Gentlemen Marry Brunettes

The talentless Jones sisters blew through Paris in the Twenties the toast of the town, because they wore practically nothing on stage.

The two daughters of one of the two have talent and modesty and are not a success, until they play the Casino at Monte Carlo in a performance actually subsidized by a wealthy friend and admirer (this is “Ain’t Misbehavin’”, an homage to Sternberg’s Blonde Venus).

Impecunious impresario, starving artiste (the secret millionaire), and the Jones sisters nevertheless pack it all in for marriage and the States.

Sale begins at the Musée Rodin and takes a grand tour of Paris, with a bit of the coast road and a view across the bay on the Côte d’Azur.

A.H. Weiler didn’t exert himself to understand this in his New York Times review, which is a great pity, to be sure.

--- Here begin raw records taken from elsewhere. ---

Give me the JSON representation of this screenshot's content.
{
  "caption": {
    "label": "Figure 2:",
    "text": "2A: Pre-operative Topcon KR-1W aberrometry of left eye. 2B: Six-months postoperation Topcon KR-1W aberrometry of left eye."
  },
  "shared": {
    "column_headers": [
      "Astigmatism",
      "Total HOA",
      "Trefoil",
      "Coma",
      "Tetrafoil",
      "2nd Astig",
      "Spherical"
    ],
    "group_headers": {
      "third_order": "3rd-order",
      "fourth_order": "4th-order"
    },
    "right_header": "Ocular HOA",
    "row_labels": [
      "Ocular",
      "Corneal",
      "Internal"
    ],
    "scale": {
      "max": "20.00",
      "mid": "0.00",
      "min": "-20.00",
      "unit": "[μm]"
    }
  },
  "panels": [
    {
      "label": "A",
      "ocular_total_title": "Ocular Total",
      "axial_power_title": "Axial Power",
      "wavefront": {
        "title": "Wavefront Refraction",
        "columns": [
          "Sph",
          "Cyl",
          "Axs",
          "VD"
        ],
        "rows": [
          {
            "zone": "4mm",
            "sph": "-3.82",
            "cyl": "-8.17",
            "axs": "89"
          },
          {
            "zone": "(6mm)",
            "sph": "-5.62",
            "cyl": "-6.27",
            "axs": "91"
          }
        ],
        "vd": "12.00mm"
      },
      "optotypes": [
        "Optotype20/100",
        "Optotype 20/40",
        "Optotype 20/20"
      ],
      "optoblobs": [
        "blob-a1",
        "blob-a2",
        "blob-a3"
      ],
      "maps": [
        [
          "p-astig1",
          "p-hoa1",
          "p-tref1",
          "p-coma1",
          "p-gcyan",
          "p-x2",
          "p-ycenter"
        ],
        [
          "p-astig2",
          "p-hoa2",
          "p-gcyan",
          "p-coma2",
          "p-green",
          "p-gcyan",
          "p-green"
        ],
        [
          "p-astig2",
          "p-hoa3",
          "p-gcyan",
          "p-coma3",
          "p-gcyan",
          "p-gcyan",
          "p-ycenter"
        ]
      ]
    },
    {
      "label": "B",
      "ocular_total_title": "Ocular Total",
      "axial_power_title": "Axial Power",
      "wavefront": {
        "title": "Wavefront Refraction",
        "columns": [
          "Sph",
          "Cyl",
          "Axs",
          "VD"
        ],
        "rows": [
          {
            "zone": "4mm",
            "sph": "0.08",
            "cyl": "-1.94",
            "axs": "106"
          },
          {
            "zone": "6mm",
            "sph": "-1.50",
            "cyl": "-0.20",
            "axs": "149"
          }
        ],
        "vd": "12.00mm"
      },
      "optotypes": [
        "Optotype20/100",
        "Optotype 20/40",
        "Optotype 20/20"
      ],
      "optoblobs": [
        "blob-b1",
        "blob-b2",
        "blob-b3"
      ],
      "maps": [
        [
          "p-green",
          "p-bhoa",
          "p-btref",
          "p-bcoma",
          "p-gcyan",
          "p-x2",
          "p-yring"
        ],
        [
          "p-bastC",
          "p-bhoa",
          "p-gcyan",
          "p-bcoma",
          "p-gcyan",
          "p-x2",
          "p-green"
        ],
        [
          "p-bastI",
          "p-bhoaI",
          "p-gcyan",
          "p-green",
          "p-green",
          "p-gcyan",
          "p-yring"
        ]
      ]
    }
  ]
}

Donen & Kelly’s Singin’ in the Rain is an important consideration.

 

Abandon Ship

A mine from the war drifts under the keel of a liner, splitting and sinking it within minutes, a thousand lives are lost and more, two dozen survivors cram the captain’s shore boat, a storm is brewing, the mate in command orders the weakest into the ocean.

Hitchcock’s Lifeboat from the German’s side, inveigling the audience (like Rossen’s All the King’s Men) into complicity and understanding by showing how it can happen here.

In the sum of human misery collected by Sale, excessively logical and quite irrational as it may be, the passengers go off cursing or forgiving, the terrible weight of circumstances dictates the outcome, it would seem.

Seven Waves Away is the British title.

“Initially gripping but finally depressing” (Halliwell’s Film Guide).